20121107

Stage and Television Today

I once again apologise for my lack of entries into this, my online world. I am afraid I got embroiled in a particularly strict game of Farmville, which resulted in broken arms.

On the plus side I must say having your arms broken by a group of otherwise lovely friends is a real eye opener. I have not been able to do anything for myself for a while, and this has made me appreciate my arms all the more. Arms are wonderful things, allowing you to signal, lift, wave and all manner of other activities which normally we take for granted. Where, I wonder, would Magnus Pyke have been in his televisual career had not we evolved arms? He would have been explaining things wobbling around like a weeble.*

 I am not sure how the human race would have developed without arms. Certainly from a performers point of view key works would have been presented in an entirely different way. Shaw's Arms and the Man would have had to have been retitled, Hans Christian Anderson would have another name and I don't even want to mention Goldfinger.

All this thinking got me thinking, and thinking resulted in creativity. Why not, I surmised, why not do a musical based on arms? If Lloyd Webber can do Cats and someone else can do some nonsense connected with engine lubricant, I am sure I can do one about Arms.

I began the laborious project of working out how this would work. How would we have a collection of arms, just arms, on stage, singing songs about being arms?

Would they have left civilization after some catastrophie unknown? Could there have been a disease which makes them fall off or have to be amputated? The obvious problem was how to get them to sing; it would have to be a disease where your mouth ends up on your upper arm, otherwise it would just be a load of severed limbs on stage thrashing about, and I think we've all seen Billy Elliot.

I'll have to think carefully about this. It could be a winner.

So, arms now working as good as ever I am entreated to some marvelous physiotherapy. 
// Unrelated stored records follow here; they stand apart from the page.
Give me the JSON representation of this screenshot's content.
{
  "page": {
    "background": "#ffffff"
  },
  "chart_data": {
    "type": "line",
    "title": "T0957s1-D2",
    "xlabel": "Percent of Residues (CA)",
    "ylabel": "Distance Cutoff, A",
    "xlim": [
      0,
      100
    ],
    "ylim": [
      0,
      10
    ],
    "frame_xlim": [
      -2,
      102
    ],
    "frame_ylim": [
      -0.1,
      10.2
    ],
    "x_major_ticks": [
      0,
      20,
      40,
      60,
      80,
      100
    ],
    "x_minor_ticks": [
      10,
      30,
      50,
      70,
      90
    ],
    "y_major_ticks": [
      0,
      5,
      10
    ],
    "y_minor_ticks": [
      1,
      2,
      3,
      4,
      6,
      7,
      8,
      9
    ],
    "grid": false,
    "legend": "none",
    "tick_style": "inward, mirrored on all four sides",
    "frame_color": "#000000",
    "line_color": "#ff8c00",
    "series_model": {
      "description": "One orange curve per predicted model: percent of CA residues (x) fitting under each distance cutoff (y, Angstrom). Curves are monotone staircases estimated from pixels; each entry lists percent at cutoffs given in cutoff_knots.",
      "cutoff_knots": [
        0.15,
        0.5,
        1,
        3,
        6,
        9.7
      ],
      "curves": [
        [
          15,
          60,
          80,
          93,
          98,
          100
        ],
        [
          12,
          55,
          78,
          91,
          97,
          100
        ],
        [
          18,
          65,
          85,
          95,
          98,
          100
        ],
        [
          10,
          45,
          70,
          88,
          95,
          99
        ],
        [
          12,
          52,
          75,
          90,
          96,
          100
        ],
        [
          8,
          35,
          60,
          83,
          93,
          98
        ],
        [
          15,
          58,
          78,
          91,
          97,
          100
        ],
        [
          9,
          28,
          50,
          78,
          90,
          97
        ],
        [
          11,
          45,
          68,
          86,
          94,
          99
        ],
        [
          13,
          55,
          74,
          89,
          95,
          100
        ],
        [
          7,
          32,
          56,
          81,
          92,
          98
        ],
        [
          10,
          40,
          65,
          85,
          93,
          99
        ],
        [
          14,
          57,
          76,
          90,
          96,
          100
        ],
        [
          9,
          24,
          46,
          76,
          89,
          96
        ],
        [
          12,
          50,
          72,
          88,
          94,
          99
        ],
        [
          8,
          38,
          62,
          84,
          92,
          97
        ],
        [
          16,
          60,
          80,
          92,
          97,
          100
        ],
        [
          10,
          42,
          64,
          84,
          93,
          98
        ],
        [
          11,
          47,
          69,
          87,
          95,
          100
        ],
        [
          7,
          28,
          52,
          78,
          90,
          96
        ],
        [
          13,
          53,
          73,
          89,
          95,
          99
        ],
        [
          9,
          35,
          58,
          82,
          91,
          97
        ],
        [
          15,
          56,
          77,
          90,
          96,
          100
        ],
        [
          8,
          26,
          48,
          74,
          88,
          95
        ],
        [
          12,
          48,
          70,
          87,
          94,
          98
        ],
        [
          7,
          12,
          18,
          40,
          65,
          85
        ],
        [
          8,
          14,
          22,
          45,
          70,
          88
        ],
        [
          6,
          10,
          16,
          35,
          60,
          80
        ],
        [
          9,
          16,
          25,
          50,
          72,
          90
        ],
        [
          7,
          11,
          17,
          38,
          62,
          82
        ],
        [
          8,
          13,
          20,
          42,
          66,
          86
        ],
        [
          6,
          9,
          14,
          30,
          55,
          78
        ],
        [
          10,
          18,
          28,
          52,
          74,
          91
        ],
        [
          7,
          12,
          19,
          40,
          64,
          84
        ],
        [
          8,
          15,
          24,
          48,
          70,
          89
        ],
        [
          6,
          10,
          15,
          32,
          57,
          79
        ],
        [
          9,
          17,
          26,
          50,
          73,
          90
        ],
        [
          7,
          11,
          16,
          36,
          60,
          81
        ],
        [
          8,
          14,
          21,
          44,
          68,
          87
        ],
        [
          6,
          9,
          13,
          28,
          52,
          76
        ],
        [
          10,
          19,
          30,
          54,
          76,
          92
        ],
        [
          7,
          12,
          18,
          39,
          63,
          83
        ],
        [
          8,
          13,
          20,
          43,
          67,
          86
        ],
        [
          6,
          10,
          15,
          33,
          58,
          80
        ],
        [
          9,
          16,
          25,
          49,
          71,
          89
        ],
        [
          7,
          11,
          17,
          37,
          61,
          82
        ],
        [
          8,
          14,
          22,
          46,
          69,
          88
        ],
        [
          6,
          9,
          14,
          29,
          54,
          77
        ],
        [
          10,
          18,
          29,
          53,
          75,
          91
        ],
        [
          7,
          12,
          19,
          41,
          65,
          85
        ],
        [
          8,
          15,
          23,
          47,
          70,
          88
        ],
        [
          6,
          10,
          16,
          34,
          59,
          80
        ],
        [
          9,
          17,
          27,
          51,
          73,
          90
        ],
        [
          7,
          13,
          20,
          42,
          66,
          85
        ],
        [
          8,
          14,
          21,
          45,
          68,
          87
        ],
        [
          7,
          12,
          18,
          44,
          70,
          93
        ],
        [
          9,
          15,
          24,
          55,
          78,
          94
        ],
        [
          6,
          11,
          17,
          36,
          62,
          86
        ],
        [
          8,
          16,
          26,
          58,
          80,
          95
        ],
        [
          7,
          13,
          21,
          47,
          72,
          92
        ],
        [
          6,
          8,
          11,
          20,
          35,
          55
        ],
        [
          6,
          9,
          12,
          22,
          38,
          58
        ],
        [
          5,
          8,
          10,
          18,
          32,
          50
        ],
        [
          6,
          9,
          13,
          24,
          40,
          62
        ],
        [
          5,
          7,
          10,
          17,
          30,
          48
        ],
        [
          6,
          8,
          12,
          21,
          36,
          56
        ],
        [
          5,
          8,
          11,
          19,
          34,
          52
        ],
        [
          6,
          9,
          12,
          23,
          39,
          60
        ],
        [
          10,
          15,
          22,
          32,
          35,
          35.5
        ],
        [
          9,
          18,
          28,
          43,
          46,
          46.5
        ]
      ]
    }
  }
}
*It's been pointed out to me that Magnus would not have been wobbling at all, due to the fact he had legs. Well, suppose something had happened to those legs? Suppose he had upset Wiltshire Women's Guild during a demonstration game of Canasta? I would venture to suggest his scientific pontifications would not have been quite the profound insights into the universe and the laws governing it, had he been a-wobbling around like an egg, that was my point, but oh no, the lady proof reading this has to point out these things like some spoil-your-conversation Nazi and insist I of all people write a full and hearty explanation of why my comment relating to Dr Pyke was flawed in almost every respect. Like there was going to be any comeback anyway.**

** I have been contacted while I was writing by the estate of Magnus Pyke to the effect that I must make it perfectly clear he was not a weeble, and that any connection between his eminent work in science and wobbling whilst failing to fall down is mine and mine alone. The modern world, eh??